As is well known, Christmas Day (today) commemorates the birth of Jesus Christ and is a religious and cultural celebration among billions of people around the world. This religious celebration prompted me to begin posts, which today and in the future will be chapters from a book I have written about the Separation of American government and religion. Historians, religious scholars, and others will be familiar with much of this information. Nevertheless, many “everyday folks” seldom study the historical and religious issues surrounding the separation of church and state. So I’m beginning with a portion of Chapter 1 (to be continued) with other chapters of my book to follow.
Chapter 1: What Is Religious Liberty?
Amish, Buddhists, Catholics, Episcopalians, Jehovah’s Witnesses, Jews, Hindus, Latter Day Saints, Lutherans, Methodists, Muslims, Presbyterians, Quakers, Sikhs, Universalists…you could fill a page with all the diverse religious and spiritual groups in the United States. Most Americans (75 percent) identify as Christians of various denominations such as Baptists, Methodists, and Presbyterians, according to Gallup polls. Whatever the religious group, its participants are free to adhere to and practice their beliefs, unless they endanger the public welfare. For example, congregants of a church in Kentucky believed in “taking up serpents,” claiming they were following biblical instructions that said “They shall take up serpents; and if they drink any deadly thing it shall not hurt them.” But authorities outlawed the use of rattlesnakes and copperheads in religious services because, obviously, the reptiles are poisonous and a danger to the health and safety of citizens.

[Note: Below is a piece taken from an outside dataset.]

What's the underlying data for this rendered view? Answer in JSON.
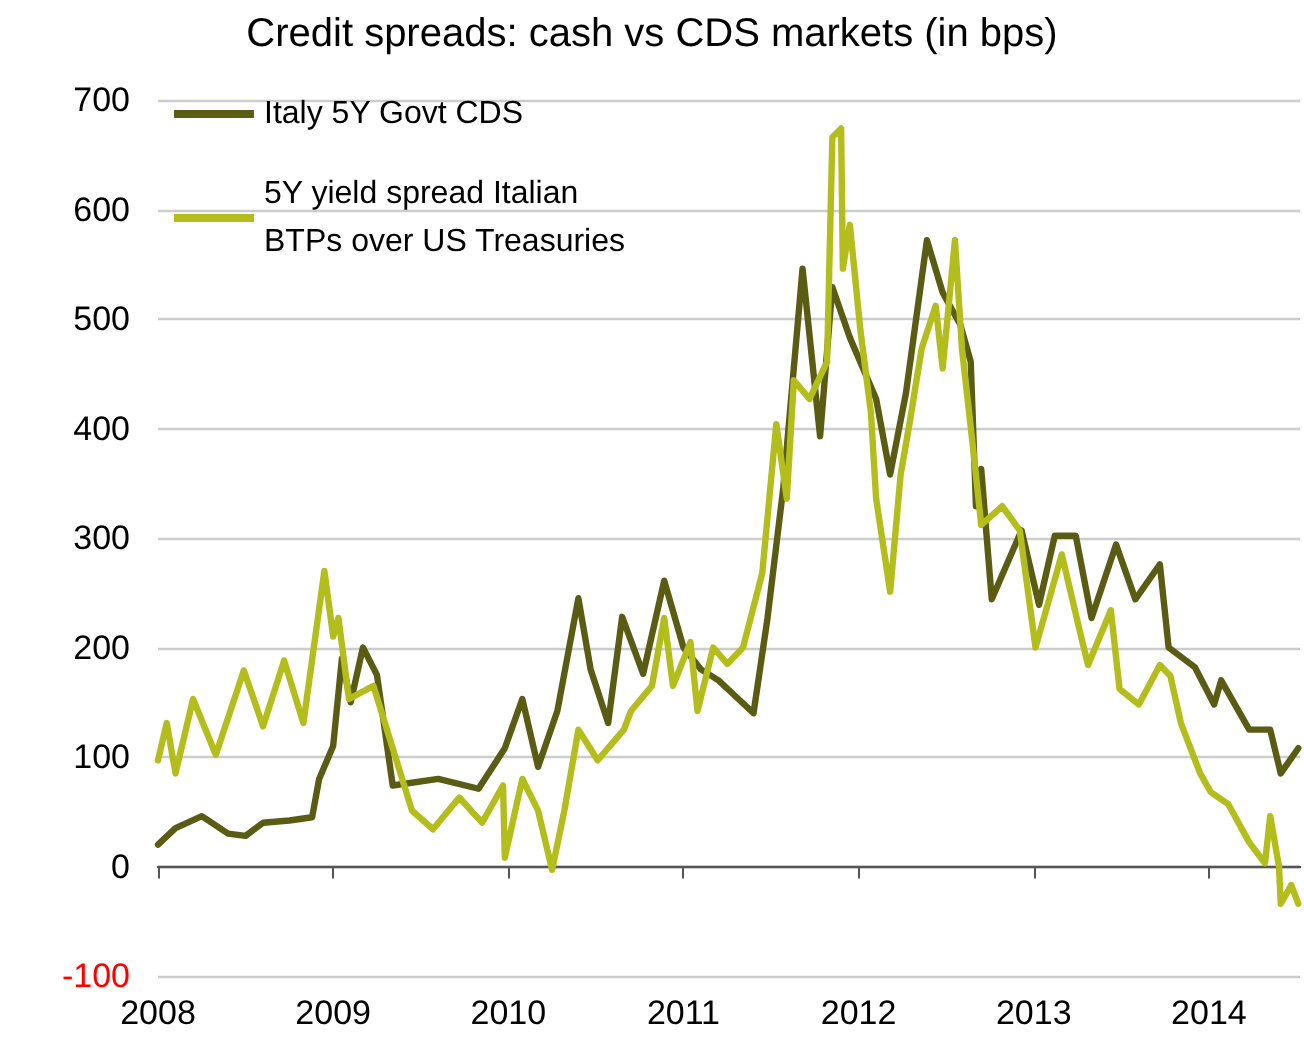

This extreme example aside, religious liberty is protected by the First Amendment to the U.S. Constitution, which was adopted in 1791. It says: “Congress shall make no law respecting an establishment of religion, or prohibiting the free exercise thereof; or abridging the freedom of speech, or of the press; or the right of people to peacefully assemble and to petition the Government for redress of grievances.” This means that unlike some other countries that support a state or national religion, the U.S. government cannot sanction or favor one religion over another. The amendment protects not only religious liberty but also people’s right to express themselves without being intimidated by the government.
Yet that was not the case before the founding of the nation and its Constitution. Early American colonists and settlers of the 1600s had different ideas about religious liberty. When Europeans first settled in North America (what was then called the New World), they sought religious freedom, but they did not allow that freedom for all.
In the first English colony of Virginia, founders set up an official church patterned after the state church of England. The King of England appointed church officials and Parliament (the legislature) set laws mandating religious doctrine and how people should worship. Called the Anglican Church, it later became known as the Protestant Episcopal, or simply Episcopal Church.
Colonial laws in Virginia required that people attend church, and pay taxes to support it. There were harsh penalties for those who did not abide by church teaching. If some colonists disagreed or wanted live by their chosen beliefs, they were banned from the colony or forced out.
Not all people who emigrated from England wanted to maintain such close ties with the Anglican Church. While in their homeland, some groups had completely separated themselves from the Church of England and became known as separatists. Most separatists believed that they should live by biblical laws, not those decreed by a king and a state church. When England’s King James I threatened to force the separatists from the land unless they accepted the Church of England, dissenters tried to establish colonies in the Netherlands and then in the “New World.” These Pilgrims—literally travelers—sailed on the Mayflower in 1620 from England to found the Plymouth Colony at Plymouth, Massachusetts.
At first the Pilgrims allowed a fair amount of religious liberty in their colony. But the colony struggled to survive and eventually merged with and was influenced by its larger neighbor The Massachusetts Bay Colony. It was founded by Puritans, another English group of religious dissenters.
Puritans had efficiently set about to create a shining “city upon a hill,” that is, a nation governed by biblical codes. Rules covered not only church attendance but also clothing, the conduct of businesses, the education of children, and permissible types of recreation. Only members of the established religion—the Congregational Church—were allowed to vote in elections and membership in the church was limited to those whose beliefs and life styles conformed to church doctrines. In short, the Puritans believed that there should be close ties between religious and social practices and that the government should accommodate itself to the church, or the will of God.
The leaders of the Massachusetts Bay Colony strictly enforced church rules and harassed and drove out Catholics and members of such Protestant groups as Baptists and Quakers. Certainly non-conformists like Thomas Morton (1576-1647) were not welcome.